Il 6 aprile 1994 l’aereo che trasportava i presidenti di Ruanda e Burundi di ritorno dalla Tanzania, venne abbattuto mentre sorvolava la capitale ruandese Kigali. L’episodio diede vita a un’ondata di omicidi etnici di dimensioni senza precedenti. I tutsi e gli hutu che vi si opposero vennero massacrati. Il governo del Movimento nazionale repubblicano per la democrazia e lo sviluppo (Mnrds) e fornì armi, soprattutto machete, ai sostenitori del partito, della sua ala giovanile (gli interahamwe, “coloro che attaccano insieme”) e del movimento alleato, la Coalizione per la difesa della repubblica.

Il 21 aprile, nonostante fossero già emerse numerose denunce sul massacro in atto, una risoluzione del Consiglio di sicurezza stabilì la riduzione del personale Onu presente nel paese, da 2500 a 270 unità.  Una macchia permanente sull’operato delle Nazioni Unite, soprattutto sui leader degli stati membri permanenti. Un’inerme missione Onu stette così a guardare mentre migliaia di ruandesi venivano uccisi ogni settimana. Nei successivi tre mesi, vennero uccisi circa 800.000 tutsi e oppositori hutu.
Il genocidio finì a luglio, quando l’Fpr di Paul Kagame sconfisse le forze governative. Nel periodo successivo e nel nuovo conflitto che ne seguì, l’Fpr commise violazioni dei diritti umani di massa.

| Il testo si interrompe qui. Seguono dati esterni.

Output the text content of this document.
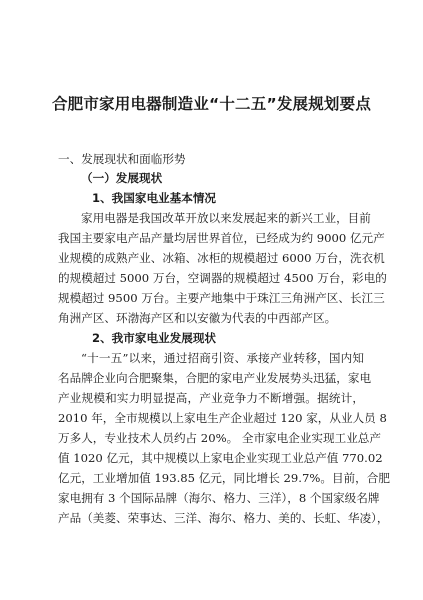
合肥市家用电器制造业“十二五”发展规划要点
一、发展现状和面临形势
（一）发展现状
1、我国家电业基本情况
家用电器是我国改革开放以来发展起来的新兴工业，目前
我国主要家电产品产量均居世界首位，已经成为约 9000 亿元产
业规模的成熟产业、冰箱、冰柜的规模超过 6000 万台，洗衣机
的规模超过 5000 万台，空调器的规模超过 4500 万台，彩电的
规模超过 9500 万台。主要产地集中于珠江三角洲产区、长江三
角洲产区、环渤海产区和以安徽为代表的中西部产区。
2、我市家电业发展现状
“十一五”以来，通过招商引资、承接产业转移，国内知
名品牌企业向合肥聚集，合肥的家电产业发展势头迅猛，家电
产业规模和实力明显提高，产业竞争力不断增强。据统计，
2010 年，全市规模以上家电生产企业超过 120 家，从业人员 8
万多人，专业技术人员约占 20%。 全市家电企业实现工业总产
值 1020 亿元，其中规模以上家电企业实现工业总产值 770.02
亿元，工业增加值 193.85 亿元，同比增长 29.7%。目前，合肥
家电拥有 3 个国际品牌（海尔、格力、三洋），8 个国家级名牌
产品（美菱、荣事达、三洋、海尔、格力、美的、长虹、华凌），
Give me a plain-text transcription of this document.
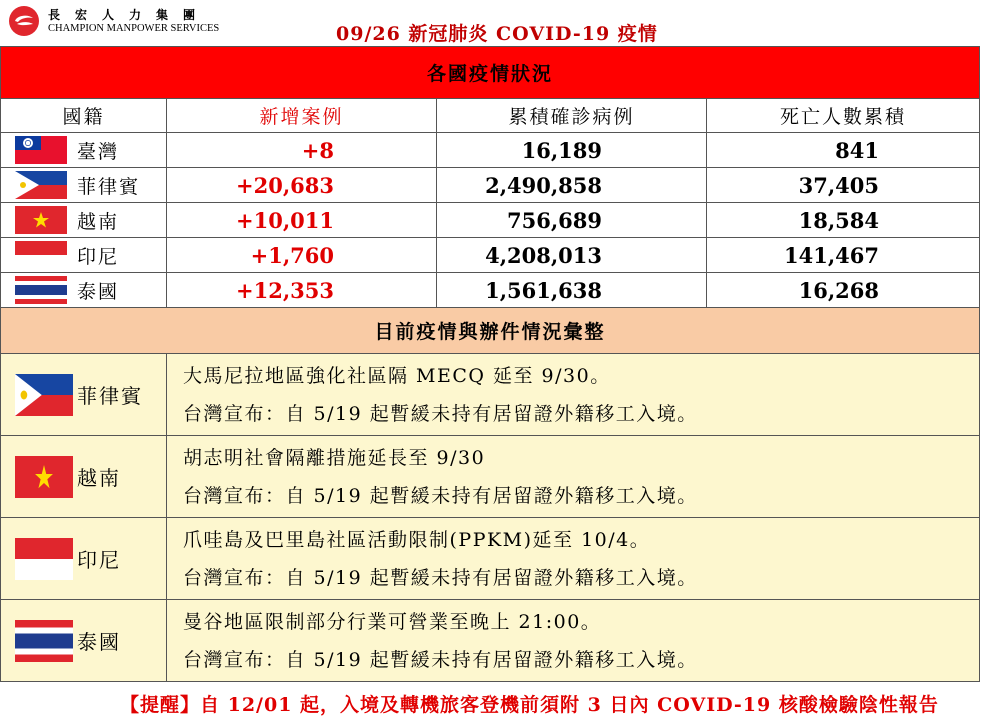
長宏人力集團
CHAMPION MANPOWER SERVICES	09/26 新冠肺炎 COVID-19 疫情
各國疫情狀況
國籍	新增案例	累積確診病例	死亡人數累積
臺灣	+8	16,189	841
菲律賓	+20,683	2,490,858	37,405
越南	+10,011	756,689	18,584
印尼	+1,760	4,208,013	141,467
泰國	+12,353	1,561,638	16,268
目前疫情與辦件情況彙整
菲律賓
大馬尼拉地區強化社區隔 MECQ 延至 9/30。
台灣宣布：自 5/19 起暫緩未持有居留證外籍移工入境。
越南
胡志明社會隔離措施延長至 9/30
台灣宣布：自 5/19 起暫緩未持有居留證外籍移工入境。
印尼
爪哇島及巴里島社區活動限制(PPKM)延至 10/4。
台灣宣布：自 5/19 起暫緩未持有居留證外籍移工入境。
泰國
曼谷地區限制部分行業可營業至晚上 21:00。
台灣宣布：自 5/19 起暫緩未持有居留證外籍移工入境。
【提醒】自 12/01 起，入境及轉機旅客登機前須附 3 日內 COVID-19 核酸檢驗陰性報告
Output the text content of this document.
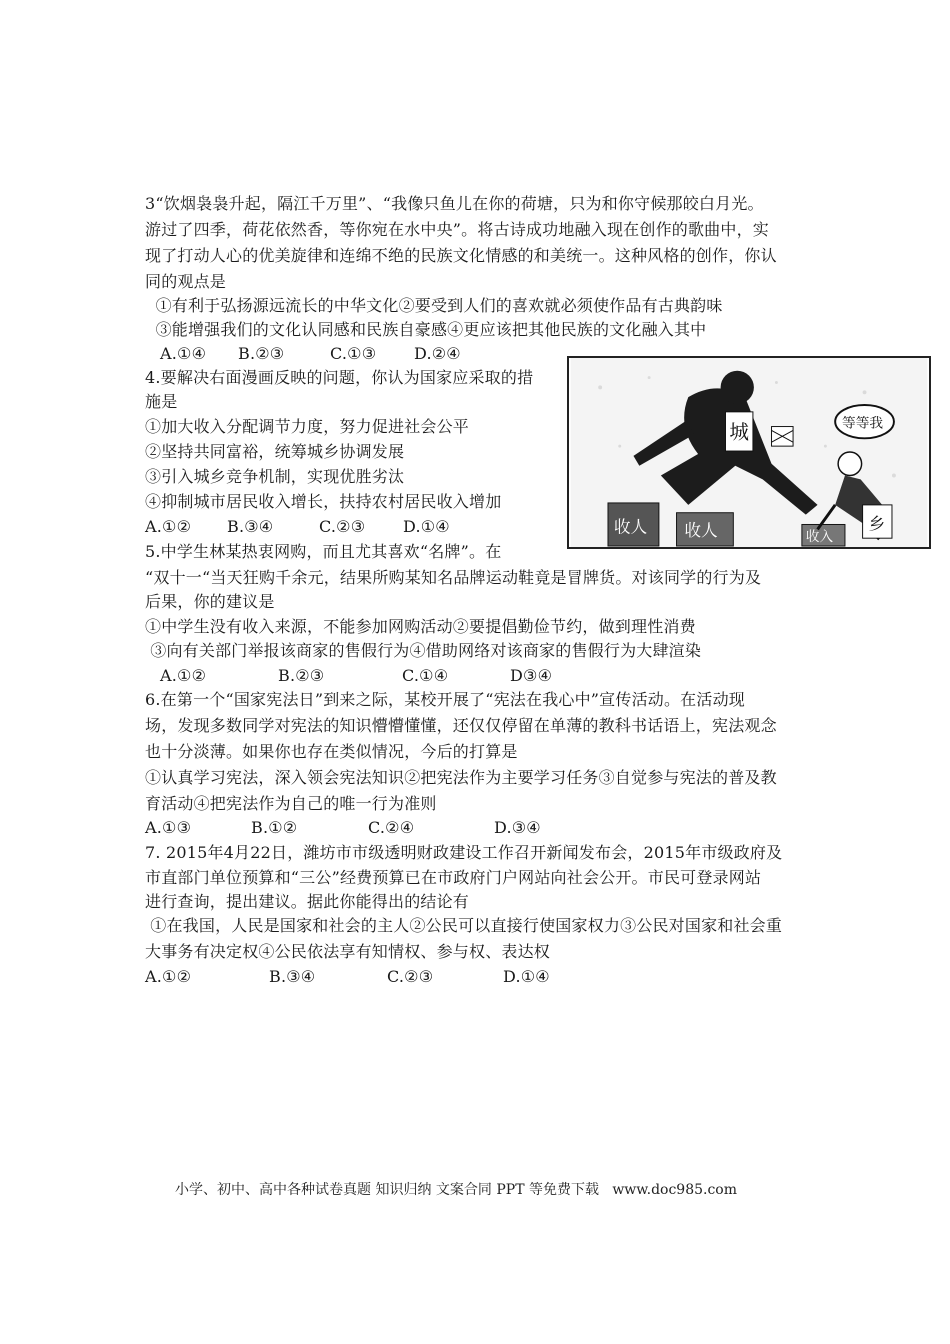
3“饮烟袅袅升起，隔江千万里”、“我像只鱼儿在你的荷塘，只为和你守候那皎白月光。
游过了四季，荷花依然香，等你宛在水中央”。将古诗成功地融入现在创作的歌曲中，实
现了打动人心的优美旋律和连绵不绝的民族文化情感的和美统一。这种风格的创作，你认
同的观点是
①有利于弘扬源远流长的中华文化②要受到人们的喜欢就必须使作品有古典韵味
③能增强我们的文化认同感和民族自豪感④更应该把其他民族的文化融入其中
A.①④ B.②③	C.①③ D.②④
4.要解决右面漫画反映的问题，你认为国家应采取的措
施是
①加大收入分配调节力度，努力促进社会公平
②坚持共同富裕，统筹城乡协调发展
③引入城乡竞争机制，实现优胜劣汰
④抑制城市居民收入增长，扶持农村居民收入增加
A.①② B.③④	C.②③ D.①④	收人 收人	收入
城	等等我
乡
5.中学生林某热衷网购，而且尤其喜欢“名牌”。在
“双十一“当天狂购千余元，结果所购某知名品牌运动鞋竟是冒牌货。对该同学的行为及
后果，你的建议是
①中学生没有收入来源，不能参加网购活动②要提倡勤俭节约，做到理性消费
③向有关部门举报该商家的售假行为④借助网络对该商家的售假行为大肆渲染
A.①②	B.②③	C.①④	D③④
6.在第一个“国家宪法日”到来之际，某校开展了“宪法在我心中”宣传活动。在活动现
场，发现多数同学对宪法的知识懵懵懂懂，还仅仅停留在单薄的教科书话语上，宪法观念
也十分淡薄。如果你也存在类似情况，今后的打算是
①认真学习宪法，深入领会宪法知识②把宪法作为主要学习任务③自觉参与宪法的普及教
育活动④把宪法作为自己的唯一行为准则
A.①③	B.①②	C.②④	D.③④
7. 2015年4月22日，潍坊市市级透明财政建设工作召开新闻发布会，2015年市级政府及
市直部门单位预算和“三公”经费预算已在市政府门户网站向社会公开。市民可登录网站
进行查询，提出建议。据此你能得出的结论有
①在我国，人民是国家和社会的主人②公民可以直接行使国家权力③公民对国家和社会重
大事务有决定权④公民依法享有知情权、参与权、表达权
A.①②	B.③④	C.②③	D.①④
小学、初中、高中各种试卷真题 知识归纳 文案合同 PPT 等免费下载   www.doc985.com
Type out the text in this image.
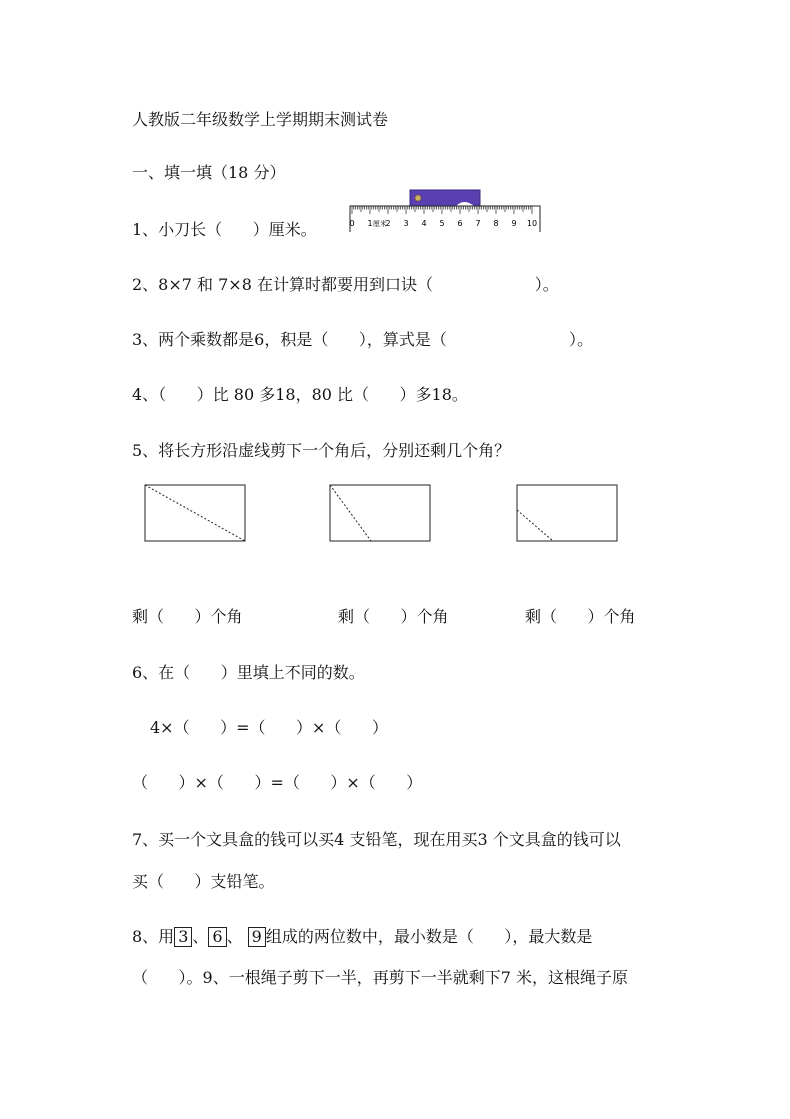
人教版二年级数学上学期期末测试卷
一、填一填（18 分）
1、小刀长（      ）厘米。	0 1 2 3 4 5 6 7 8 9 10
厘米
2、8×7 和 7×8 在计算时都要用到口诀（                    ）。
3、两个乘数都是6，积是（      ），算式是（                        ）。
4、（      ）比 80 多18，80 比（      ）多18。
5、将长方形沿虚线剪下一个角后，分别还剩几个角？
剩（      ）个角	剩（      ）个角	剩（      ）个角
6、在（      ）里填上不同的数。
4×（      ）=（      ）×（      ）
（      ）×（      ）=（      ）×（      ）
7、买一个文具盒的钱可以买4 支铅笔，现在用买3 个文具盒的钱可以
买（      ）支铅笔。
8、用 3 、 6 、 9 组成的两位数中，最小数是（      ），最大数是
（      ）。9、一根绳子剪下一半，再剪下一半就剩下7 米，这根绳子原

Vent’anni dopo, molti autori del genocidio sono stati processati dai tribunali nazionali e dalla giustizia di villaggio (le corti “gacaca”), nonché dal Tribunale penale internazionale per il Ruanda e da tribunali europei e nordamericani. Sono ancora in corso indagini su decine di presunti autori del genocidio che vivono all’estero. Le uccisioni compiute dall’Fpr sono rimaste ampiamente impunite. Il Ruanda si è ripreso, ha conosciuto una crescita economica imponente e ha dimostrato al mondo che si può vivere senza la pena di morte. Ma il governo di Kagame è implicato da tempo nei conflitti nell’est della Repubblica Democratica del Congo e mostra un approccio autoritario nei confronti di chi esprime critiche: in questi 20 anni oppositori, giornalisti, attivisti per i diritti umani ne hanno fatto le spese.